Oma ist tot. Die junge Frau fährt mit ihren Eltern nach Schweinfurt, wo Omas Alkoholikermann Ohi, ein früherer GI, zwischen Schnaps- und Bierflaschen im Jogginganzug vegetiert. Er hatte den Tod seiner Frau festgestellt, „Sofie is dead“, und daraufhin mit einem Kumpel weitergesoffen, zwei Tage lang. Dass sich Ohi  nun binnen weniger Monate zu Tode trinken wird, scheint klar. Unklar ist jedoch, ob Ohi die Omi umgebracht hat. Denn im Laufe des kurzen Familienbesuchs macht sich der Mann verdächtig. Man munkelt, er habe Oma verprügelt. Eine beklemmende Vorstellung.

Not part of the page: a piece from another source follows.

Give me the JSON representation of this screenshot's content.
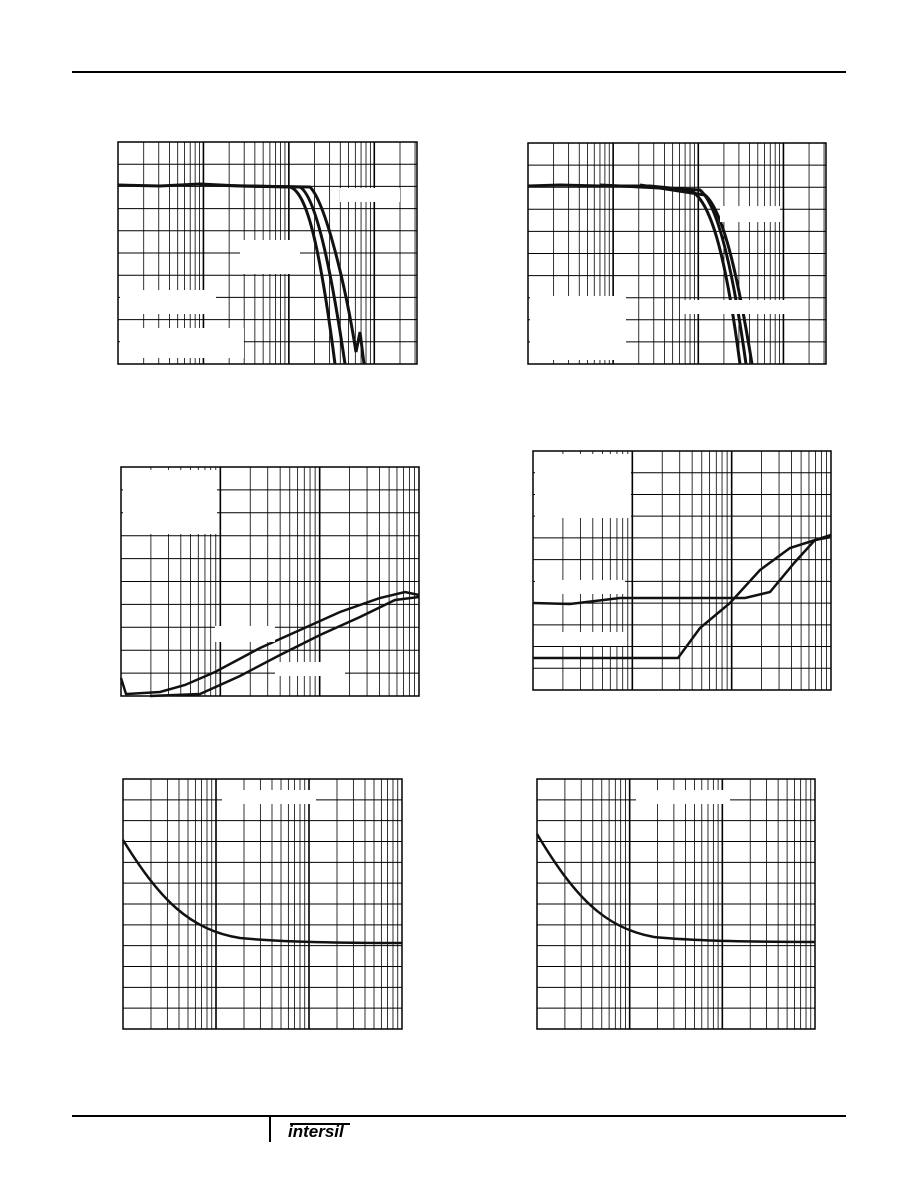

Omas Tod aktiviert alte Ressentiments. „Meine Eltern hatten sich oft darüber gestritten, wer von ihnen die schlechtere Kindheit gehabt hatte.“ Vater fühlte sich verlassen, Mutter von ihrem Elternhaus unterdrückt. Das alles bricht wieder auf, während die junge Frau Großmutters puderig riechenden Kittelkleider inspiziert. Sie hat Sehnsucht nach heiler Welt, denkt plötzlich an Tante Lore, die eine halbe Stunde entfernt im Altersheim lebt. „Und ich beschloss, dass ich mich von nun an liebevoll um alle Verwandten über sechzig kümmern würde, sie regelmäßig anrufen, sie besuchen und ihnen Pralinen und Blumensträuße kaufen würde.“

Nach dem Beerdigungsbesuch in Schweinfurt wird sie in den Schoss ihrer Familie zurückfinden. Das eint sie mit vielen Frauen zwischen Ende 20 und Ende 30, die nach Studium, Berufsfindungsphase, Zusammenwohnen mit dem ersten „richtigen“ Mann und vielen exzessiven Wochenenden ein kleines Heim herrichten, zum Beispiel „für eine Tochter, von der ich Tausende lachende Bilder aufnahm und Tante Lore versprach uns, ihr eine kleine Mütze und Schühchen zu häkeln, bis wir das nächste Mal zu Besuch kämen.“

Die 35-jährige Filmemacherin Sonja Heiss („Hotel Very Welcome“) beschreibt in zehn rundum geglückten Short Storys, wie „das Glück“ ausgeht, im Leben ihrer Heldinnen. Es ist ein doppeldeutiges Wortspiel, denn „Das Glück geht aus“, indem es endet, es macht sich aber auch auf den Weg, um nach langer Reise zurückzukehren. Ein bisschen wie in Janoschs Kindergeschichte „Oh, wie schön ist Panama“, wenn sich Tiger und Bär aufmachen ins Land ihrer Träume, um mit neuem, mild gestimmtem Blick ins alte Heim zurückzukehren.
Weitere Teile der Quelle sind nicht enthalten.